Git branching strategy

Posted on Oct 21, 2020

Disclaimer

Git branching and workflow is highly opinionated, so don’t take my word as gospel. This is just me stating a way of how I get things done. I won’t be talking a lot about CI/CD and git tags because it’s more tightly knit with one’s deployment strategy, so let’s just talk about branches.

General Trivia

If you are a developer and you don’t know of git, you are probably in the wrong place. If you are a beginner and you know the basics, maybe I can give you some insights on how you can do better with git and help you optimize your workflow.

There are multiple git workflows you can find online, the one I use is a mix of multiple workflows to suit my development cycle. I am not even sure what it is a mix of, but it just works for me.

My Workflow

I will get to it straight.

When you layup a new repo, you are on the master branch. This is the point where you make 2 more branches namely develop and stage. You can technically just use one of those if it’s a small setup.

So your git timeline might look like this now:

initial

Now that you have 3 branches to keep up with, you should understand these branches.

  1. develop branch is your branch with the latest and greatest code. All the stuff you are working is on the develop branch.
  2. stage is the branch where you merge code from your develop branch before making it available to the world. Sorta beta phase.
  3. master well, the master is master and it should be deployable at all times.

Coding and Committing

When starting fresh, switch to the master branch using git checkout master.

When done, branch off to a new branch feature/<my_new_feature> with
git checkout -b feature/<my_new_feature>

Now you go do your thing and push it to feature/<my_new_feature>
Say you made 2 commits to the branch and pushed it.

The timeline should look like this now:

feature

Even if you are a big team and collaborating over a project, you should be able to work on features independently.

Now that you have your feature branch ready, time to merge it into the develop branch.

checkout to the latest version of develop use pull or fetch if you have to, then simply run a
git merge feature/<my_new_feature> on it.

Now your timeline will look kinda like this, m being the merge commit.

merge_develop

For backend devs, the develop branch is usually connected to a smaller database and kind of mock-up services.

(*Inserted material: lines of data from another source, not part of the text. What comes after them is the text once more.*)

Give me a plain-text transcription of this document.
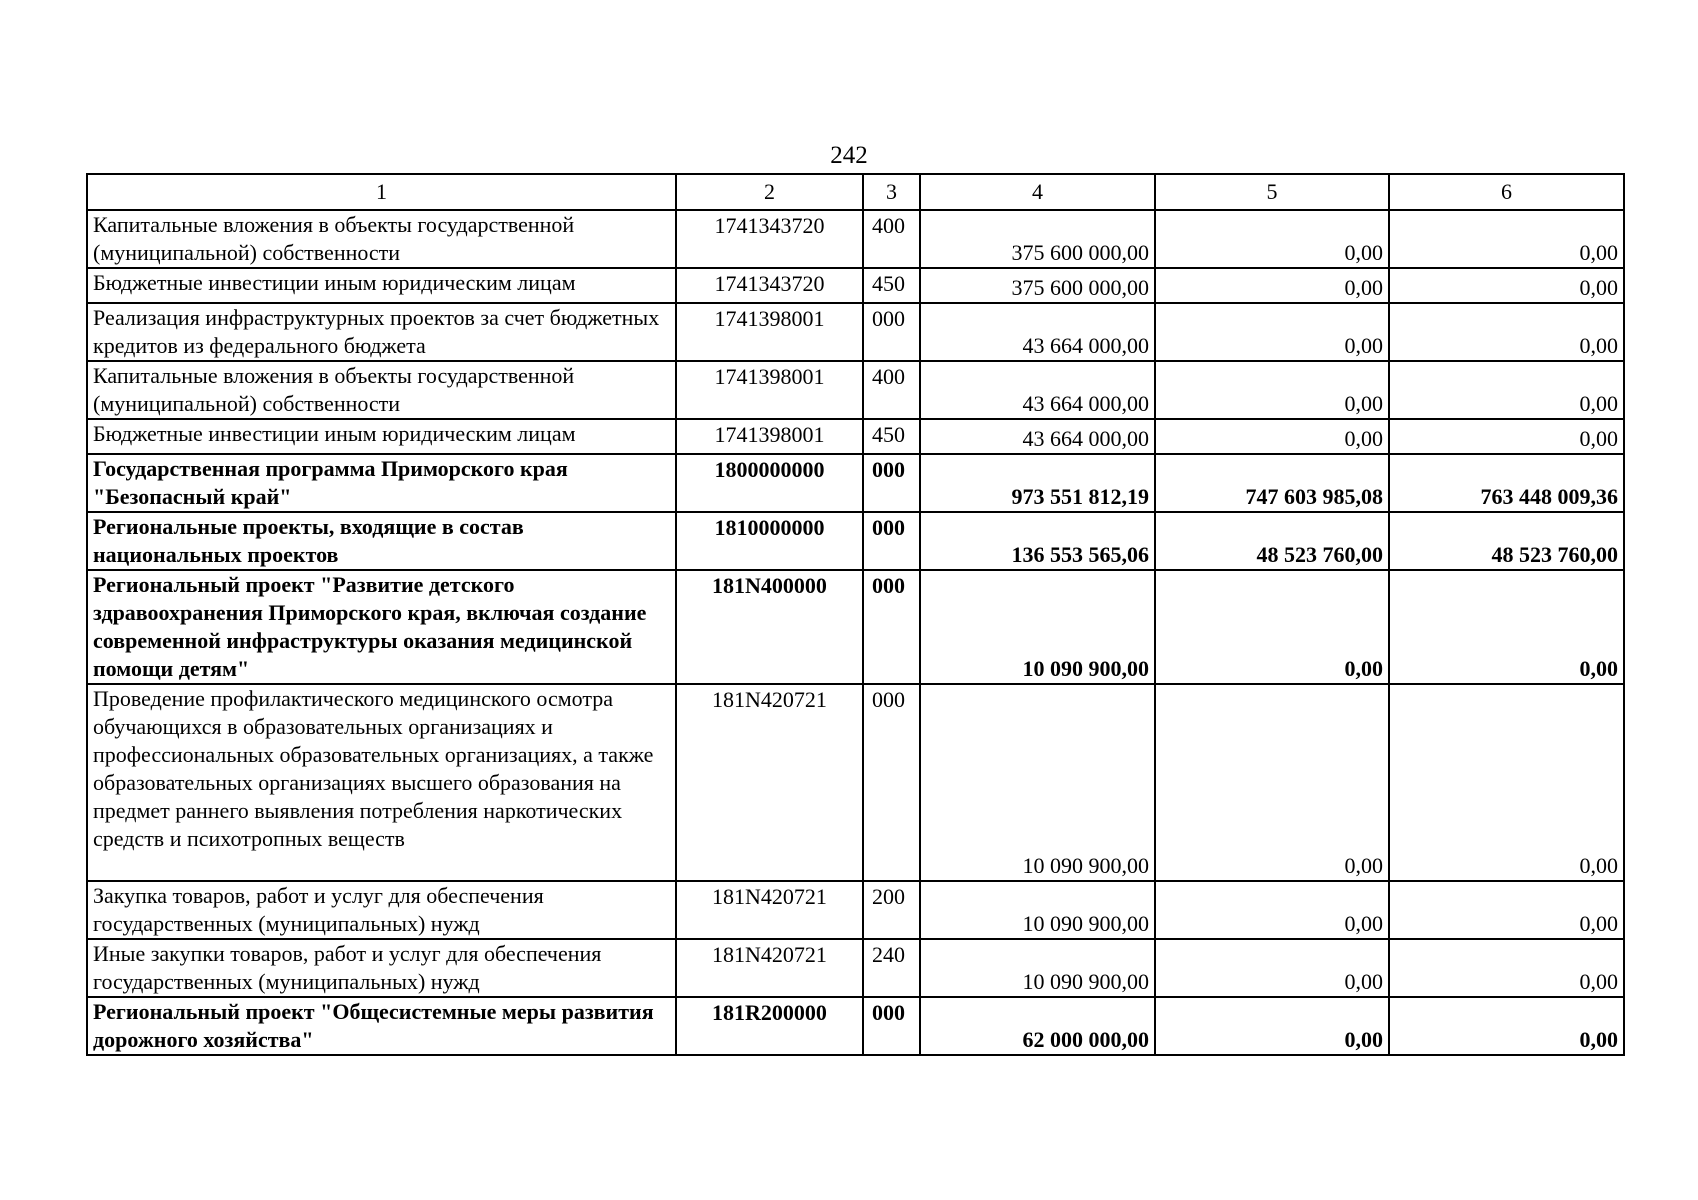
242
1	2	3	4	5	6
Капитальные вложения в объекты государственной (муниципальной) собственности	1741343720	400	375 600 000,00	0,00	0,00
Бюджетные инвестиции иным юридическим лицам	1741343720	450	375 600 000,00	0,00	0,00
Реализация инфраструктурных проектов за счет бюджетных кредитов из федерального бюджета	1741398001	000	43 664 000,00	0,00	0,00
Капитальные вложения в объекты государственной (муниципальной) собственности	1741398001	400	43 664 000,00	0,00	0,00
Бюджетные инвестиции иным юридическим лицам	1741398001	450	43 664 000,00	0,00	0,00
Государственная программа Приморского края "Безопасный край"	1800000000	000	973 551 812,19	747 603 985,08	763 448 009,36
Региональные проекты, входящие в состав национальных проектов	1810000000	000	136 553 565,06	48 523 760,00	48 523 760,00
Региональный проект "Развитие детского здравоохранения Приморского края, включая создание современной инфраструктуры оказания медицинской помощи детям"	181N400000	000	10 090 900,00	0,00	0,00
Проведение профилактического медицинского осмотра обучающихся в образовательных организациях и профессиональных образовательных организациях, а также образовательных организациях высшего образования на предмет раннего выявления потребления наркотических средств и психотропных веществ	181N420721	000	10 090 900,00	0,00	0,00
Закупка товаров, работ и услуг для обеспечения государственных (муниципальных) нужд	181N420721	200	10 090 900,00	0,00	0,00
Иные закупки товаров, работ и услуг для обеспечения государственных (муниципальных) нужд	181N420721	240	10 090 900,00	0,00	0,00
Региональный проект "Общесистемные меры развития дорожного хозяйства"	181R200000	000	62 000 000,00	0,00	0,00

It’s just a good idea to have a development branch before a beta test phase.

Do your tests on the develop branch and see if it’s able to integrate with the flow of your application as expected. Test it, reiterate through your code and refactor it.

Once done, you are ready to merge it into the stage.

Now, it’s a good idea to make a pull request and perform a code review with your peers at this point.

Once merged on stage, you let your QA team(if any) test it out with an environment similar to production. Testing your application with config similar to prod can help you mitigate unwanted last moment hassle when deploying on production.

Once approved by QA, you’re ready to move stuff to production.

The cool thing about this is, you can be totally working on a new feature branch already, totally independent from the current state of stage and master.

moving_to_prod

Playing with fire on production

Often you get weird bugs on prod that maybe last moment things you changed and now they just not work as intended. This could’ve been avoided if the code was tested well and maybe something is wrong in your pipeline. Anywho, this mess you’ve made needs fixing, what you gonna do?

Answer: hotfix branch

How does it work?

Fork your master branch and make a hotfix/<feature> from it. Do your thing, make your test cases pass, and merge it into master and on stage if necessary.

Something like this:

hotfix

Conclusion

The thing I just wrote does not mention anything about tags and CI/CD and is a very mixed sort of git workflow. I will be covering tags and CI/CD workflow soon.